Опустошенный, без единой связной мысли в голове, я вышел на улицу. Солнце накалило асфальт. Прохожие старались идти по теневой стороне переулка. У аппарата с газированной водой стояла очередь. Мне нестерпимо хотелось пить. В очереди за газировкой я вспоминал недавнюю сцену в директорском кабинете. Так вот он какой, легендарный ректор Школы-студии МХАТ — Вениамин Захарович Радомысленский! Я тогда и предположить-то не мог, что судьба на многие годы свяжет меня с этим человеком. И что я буду благодарен ей за это, потому что, в конечном счете, ничего, кроме хорошего, я не видел от него и в студенческие, и в послестуденческие годы. “А голос у него своеобразный, — подумал я, жадно глотая едкую газировку. — Ласковый, какой-то проникновенный. Таким голосом, наверное, утешали идущих на гильотину”.

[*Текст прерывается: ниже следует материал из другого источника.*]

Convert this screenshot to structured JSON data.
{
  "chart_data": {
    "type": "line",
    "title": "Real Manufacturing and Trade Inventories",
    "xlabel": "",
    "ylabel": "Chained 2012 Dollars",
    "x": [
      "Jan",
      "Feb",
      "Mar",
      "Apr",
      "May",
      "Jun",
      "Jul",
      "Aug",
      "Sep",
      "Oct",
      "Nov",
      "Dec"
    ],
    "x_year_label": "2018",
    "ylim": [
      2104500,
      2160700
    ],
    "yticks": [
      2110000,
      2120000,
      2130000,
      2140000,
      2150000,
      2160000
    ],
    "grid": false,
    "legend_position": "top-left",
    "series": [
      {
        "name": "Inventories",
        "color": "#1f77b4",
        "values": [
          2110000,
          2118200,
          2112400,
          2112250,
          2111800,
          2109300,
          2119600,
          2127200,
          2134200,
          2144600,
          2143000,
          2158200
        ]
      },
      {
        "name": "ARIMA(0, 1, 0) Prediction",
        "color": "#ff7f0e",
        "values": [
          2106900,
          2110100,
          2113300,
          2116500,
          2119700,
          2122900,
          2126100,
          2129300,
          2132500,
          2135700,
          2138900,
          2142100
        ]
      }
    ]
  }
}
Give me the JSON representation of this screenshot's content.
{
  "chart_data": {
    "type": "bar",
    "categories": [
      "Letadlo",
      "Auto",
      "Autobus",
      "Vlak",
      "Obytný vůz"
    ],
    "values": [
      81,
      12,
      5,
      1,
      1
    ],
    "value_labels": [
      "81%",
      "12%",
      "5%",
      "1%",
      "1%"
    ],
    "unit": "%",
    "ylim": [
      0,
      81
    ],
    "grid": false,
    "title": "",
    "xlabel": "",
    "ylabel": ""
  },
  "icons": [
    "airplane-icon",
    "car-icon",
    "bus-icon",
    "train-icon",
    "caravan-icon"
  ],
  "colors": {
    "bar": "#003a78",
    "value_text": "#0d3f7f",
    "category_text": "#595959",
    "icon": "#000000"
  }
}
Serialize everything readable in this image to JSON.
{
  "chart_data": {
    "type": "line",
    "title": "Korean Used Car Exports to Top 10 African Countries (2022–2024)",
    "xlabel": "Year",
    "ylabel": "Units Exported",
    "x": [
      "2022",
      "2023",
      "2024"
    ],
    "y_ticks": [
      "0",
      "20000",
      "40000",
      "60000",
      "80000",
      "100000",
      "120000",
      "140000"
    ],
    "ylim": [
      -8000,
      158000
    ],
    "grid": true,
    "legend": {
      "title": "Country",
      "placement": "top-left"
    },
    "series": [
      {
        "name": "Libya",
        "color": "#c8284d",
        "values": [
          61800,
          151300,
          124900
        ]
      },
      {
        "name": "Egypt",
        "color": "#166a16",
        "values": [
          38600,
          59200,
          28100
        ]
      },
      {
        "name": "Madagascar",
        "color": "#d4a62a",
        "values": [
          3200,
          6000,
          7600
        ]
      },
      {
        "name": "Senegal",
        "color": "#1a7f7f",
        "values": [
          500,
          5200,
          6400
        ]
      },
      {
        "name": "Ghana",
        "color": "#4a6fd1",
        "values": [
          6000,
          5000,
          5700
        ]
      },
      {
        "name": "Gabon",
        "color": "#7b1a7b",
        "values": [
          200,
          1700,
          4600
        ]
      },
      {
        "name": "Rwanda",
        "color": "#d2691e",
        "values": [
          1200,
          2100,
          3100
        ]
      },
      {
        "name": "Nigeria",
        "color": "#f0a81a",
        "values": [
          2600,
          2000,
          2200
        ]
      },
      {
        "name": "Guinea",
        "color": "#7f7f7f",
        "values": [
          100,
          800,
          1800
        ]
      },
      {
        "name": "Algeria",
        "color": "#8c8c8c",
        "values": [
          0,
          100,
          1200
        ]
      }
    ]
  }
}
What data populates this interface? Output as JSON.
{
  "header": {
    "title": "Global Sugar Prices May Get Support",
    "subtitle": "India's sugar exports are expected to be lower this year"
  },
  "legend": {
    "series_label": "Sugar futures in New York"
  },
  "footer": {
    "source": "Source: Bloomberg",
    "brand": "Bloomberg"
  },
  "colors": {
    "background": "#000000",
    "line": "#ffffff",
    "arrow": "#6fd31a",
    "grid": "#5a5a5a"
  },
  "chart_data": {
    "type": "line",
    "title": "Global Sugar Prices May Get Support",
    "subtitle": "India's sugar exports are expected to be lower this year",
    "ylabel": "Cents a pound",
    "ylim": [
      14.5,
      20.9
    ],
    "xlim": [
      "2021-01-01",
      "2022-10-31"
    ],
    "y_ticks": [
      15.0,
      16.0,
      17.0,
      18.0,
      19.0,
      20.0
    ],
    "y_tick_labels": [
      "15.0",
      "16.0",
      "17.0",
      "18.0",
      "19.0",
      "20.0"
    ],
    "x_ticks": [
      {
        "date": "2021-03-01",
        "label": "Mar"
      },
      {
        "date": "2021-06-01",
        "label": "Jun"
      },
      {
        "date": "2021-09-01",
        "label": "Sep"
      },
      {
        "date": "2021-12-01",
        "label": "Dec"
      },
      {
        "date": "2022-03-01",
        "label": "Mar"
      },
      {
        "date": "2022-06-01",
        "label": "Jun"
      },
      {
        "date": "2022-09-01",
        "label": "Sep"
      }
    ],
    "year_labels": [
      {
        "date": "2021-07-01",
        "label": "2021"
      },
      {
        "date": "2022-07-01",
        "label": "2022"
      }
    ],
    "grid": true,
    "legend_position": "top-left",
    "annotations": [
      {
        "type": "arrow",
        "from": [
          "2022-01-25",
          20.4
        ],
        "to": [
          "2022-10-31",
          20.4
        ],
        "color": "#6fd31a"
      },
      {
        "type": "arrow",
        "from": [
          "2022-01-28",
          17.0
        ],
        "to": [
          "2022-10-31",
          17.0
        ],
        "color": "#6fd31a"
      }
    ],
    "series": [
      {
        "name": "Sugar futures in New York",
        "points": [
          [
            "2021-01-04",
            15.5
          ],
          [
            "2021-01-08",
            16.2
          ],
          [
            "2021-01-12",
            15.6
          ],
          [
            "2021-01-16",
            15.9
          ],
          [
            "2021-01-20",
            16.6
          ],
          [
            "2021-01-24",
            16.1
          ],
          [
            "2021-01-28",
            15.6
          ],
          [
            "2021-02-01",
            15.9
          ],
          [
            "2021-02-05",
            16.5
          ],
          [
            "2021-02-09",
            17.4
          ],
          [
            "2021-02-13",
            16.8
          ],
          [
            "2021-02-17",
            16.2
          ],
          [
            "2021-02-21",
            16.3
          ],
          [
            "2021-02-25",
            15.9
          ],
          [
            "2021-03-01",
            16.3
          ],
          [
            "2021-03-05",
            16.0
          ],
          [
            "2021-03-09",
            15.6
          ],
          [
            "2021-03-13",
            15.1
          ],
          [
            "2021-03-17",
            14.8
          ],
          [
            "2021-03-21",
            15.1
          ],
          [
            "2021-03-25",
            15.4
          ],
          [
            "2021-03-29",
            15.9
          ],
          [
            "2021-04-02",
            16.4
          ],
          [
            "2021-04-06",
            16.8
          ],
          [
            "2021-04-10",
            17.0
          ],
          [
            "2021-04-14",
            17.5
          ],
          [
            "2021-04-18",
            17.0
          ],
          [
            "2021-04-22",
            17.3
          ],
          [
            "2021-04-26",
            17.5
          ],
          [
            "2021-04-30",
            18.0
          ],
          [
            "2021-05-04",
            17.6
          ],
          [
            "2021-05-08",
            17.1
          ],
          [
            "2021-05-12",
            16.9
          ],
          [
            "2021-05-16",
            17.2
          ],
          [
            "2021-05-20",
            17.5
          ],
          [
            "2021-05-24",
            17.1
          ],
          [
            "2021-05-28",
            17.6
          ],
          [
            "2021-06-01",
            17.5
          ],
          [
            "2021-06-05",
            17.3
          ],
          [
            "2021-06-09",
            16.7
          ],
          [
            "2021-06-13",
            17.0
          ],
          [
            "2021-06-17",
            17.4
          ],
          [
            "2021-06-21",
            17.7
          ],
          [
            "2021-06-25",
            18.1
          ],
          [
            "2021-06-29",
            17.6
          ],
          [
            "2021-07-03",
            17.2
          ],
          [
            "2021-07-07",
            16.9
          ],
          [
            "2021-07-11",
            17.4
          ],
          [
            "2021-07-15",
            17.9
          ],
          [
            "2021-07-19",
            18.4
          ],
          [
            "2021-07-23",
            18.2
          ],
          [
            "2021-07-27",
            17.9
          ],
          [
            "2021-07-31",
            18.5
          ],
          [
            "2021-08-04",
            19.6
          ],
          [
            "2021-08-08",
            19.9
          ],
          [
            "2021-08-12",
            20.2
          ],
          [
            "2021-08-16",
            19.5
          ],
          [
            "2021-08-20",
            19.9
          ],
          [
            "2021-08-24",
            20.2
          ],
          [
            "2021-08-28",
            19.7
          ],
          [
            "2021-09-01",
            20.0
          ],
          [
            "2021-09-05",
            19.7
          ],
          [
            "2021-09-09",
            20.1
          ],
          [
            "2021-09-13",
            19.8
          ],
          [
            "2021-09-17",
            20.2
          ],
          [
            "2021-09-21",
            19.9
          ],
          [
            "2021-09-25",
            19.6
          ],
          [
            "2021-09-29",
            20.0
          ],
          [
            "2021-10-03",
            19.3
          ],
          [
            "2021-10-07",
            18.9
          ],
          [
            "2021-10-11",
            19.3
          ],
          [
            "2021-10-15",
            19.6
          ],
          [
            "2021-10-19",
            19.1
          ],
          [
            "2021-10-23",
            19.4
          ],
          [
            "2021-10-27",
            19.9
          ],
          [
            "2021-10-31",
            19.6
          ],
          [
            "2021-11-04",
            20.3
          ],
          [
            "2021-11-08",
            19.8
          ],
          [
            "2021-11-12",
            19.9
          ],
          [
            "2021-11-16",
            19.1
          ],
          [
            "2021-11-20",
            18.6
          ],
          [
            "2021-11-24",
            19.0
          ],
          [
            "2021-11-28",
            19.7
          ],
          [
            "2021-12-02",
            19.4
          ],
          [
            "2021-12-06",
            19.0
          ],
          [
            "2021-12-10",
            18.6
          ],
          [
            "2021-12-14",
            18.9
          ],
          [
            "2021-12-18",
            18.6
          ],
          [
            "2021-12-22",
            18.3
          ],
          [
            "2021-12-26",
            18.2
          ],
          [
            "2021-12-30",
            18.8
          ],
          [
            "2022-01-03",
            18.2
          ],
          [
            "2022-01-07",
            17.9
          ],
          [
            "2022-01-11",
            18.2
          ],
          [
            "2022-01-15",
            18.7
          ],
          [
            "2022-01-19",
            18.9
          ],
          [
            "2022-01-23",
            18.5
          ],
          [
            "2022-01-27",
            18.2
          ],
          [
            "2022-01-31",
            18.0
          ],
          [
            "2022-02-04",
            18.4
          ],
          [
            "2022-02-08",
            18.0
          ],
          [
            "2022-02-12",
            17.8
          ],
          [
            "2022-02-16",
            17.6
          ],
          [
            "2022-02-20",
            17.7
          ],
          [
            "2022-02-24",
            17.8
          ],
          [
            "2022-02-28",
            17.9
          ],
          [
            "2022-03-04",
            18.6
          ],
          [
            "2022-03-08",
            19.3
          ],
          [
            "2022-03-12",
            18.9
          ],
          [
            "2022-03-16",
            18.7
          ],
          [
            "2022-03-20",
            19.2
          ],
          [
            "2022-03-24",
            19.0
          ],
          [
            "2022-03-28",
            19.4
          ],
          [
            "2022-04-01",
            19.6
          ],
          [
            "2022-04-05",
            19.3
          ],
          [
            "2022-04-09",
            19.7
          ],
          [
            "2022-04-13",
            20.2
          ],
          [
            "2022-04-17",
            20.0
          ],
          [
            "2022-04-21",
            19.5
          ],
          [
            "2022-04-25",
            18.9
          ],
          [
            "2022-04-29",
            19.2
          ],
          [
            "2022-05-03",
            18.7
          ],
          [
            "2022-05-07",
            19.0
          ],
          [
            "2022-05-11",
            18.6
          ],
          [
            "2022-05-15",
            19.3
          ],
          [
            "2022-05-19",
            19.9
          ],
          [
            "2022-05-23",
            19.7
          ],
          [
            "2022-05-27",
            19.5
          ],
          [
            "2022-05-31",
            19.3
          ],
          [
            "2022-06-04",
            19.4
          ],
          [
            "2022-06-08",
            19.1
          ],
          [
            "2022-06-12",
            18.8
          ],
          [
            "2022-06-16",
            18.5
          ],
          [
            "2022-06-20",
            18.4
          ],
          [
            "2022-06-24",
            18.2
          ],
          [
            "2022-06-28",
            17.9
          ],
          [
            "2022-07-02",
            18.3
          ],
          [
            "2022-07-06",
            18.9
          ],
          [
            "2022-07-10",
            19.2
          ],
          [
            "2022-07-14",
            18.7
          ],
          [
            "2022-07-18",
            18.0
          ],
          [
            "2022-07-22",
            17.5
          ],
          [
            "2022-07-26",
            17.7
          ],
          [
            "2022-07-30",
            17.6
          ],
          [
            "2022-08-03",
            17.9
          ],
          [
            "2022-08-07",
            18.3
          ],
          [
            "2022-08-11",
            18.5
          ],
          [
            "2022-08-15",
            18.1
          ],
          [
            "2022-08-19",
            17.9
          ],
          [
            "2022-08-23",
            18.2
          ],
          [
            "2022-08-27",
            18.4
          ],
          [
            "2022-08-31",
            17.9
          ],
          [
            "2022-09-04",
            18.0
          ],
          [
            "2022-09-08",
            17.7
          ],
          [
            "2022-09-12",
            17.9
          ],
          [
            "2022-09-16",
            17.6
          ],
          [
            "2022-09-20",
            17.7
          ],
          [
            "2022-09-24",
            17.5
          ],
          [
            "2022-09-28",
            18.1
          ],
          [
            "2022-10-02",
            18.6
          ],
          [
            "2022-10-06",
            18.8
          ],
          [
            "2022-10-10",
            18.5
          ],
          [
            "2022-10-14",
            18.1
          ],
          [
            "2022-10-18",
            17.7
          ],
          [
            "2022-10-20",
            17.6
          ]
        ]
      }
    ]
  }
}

На другой день, к одиннадцати, я, конечно, опоздал. Причина самая банальная — заблудился. В центре Москвы! Никак не мог найти здание Школы-студии! Это было какое-то наваждение! Выхожу из метро “Площадь Свердлова”. Знакомая Пушкинская улица... Вот переулок... Иду... Смотрю... Через три минуты упираюсь в улицу Горького. Нет Студии! Иду назад... Медленно... Смотрю... Знаю, что здание Школы рядом с театром... Высокое здание... Низенькое, зеленоватое, в строительных лесах, в нашлепках на стенах от ремонта... Еще здания... Упираюсь в Пушкинскую улицу. Ни театра, ни Студии! Хоть плачь, хоть скачь! Казалось, кто-то глаза тебе отводит! Но кто? В лесу, понятное дело, леший. А тут? Городовой? Японский? Наконец какой-то сердобольный прохожий довел до самой двери подъезда.

— Вот то, что вы ищете.

Пулею по лестнице на второй этаж! Наталья Григорьевна Колотова взметает опилки в коридоре:

— Голубчик, куда же вы запропали? Вас уже пятнадцать минут ждут!

В аудитории — Вениамин Захарович и двое пожилых, мне неизвестных. Это, как я понял, и есть комиссия. Лица у комиссии недовольные, мятые от жары. Тот, что повыше, полный, с ямочками на щеках, сделал мне выговор:

— Хорошо начинаете свою жизнь в искусстве, молодой человек! С опоздания!

— Это Виктор Яковлевич Станицын, — умиротворенным голосом представил его ректор. — Народный артист Советского Союза.

— Простите... — растерянно начал я.

— Из “простите” шинели не сошьешь, — поддержал Станицына другой член комиссии, с волнистыми седоватыми волосами и с полными, “негри­тян­скими” губами.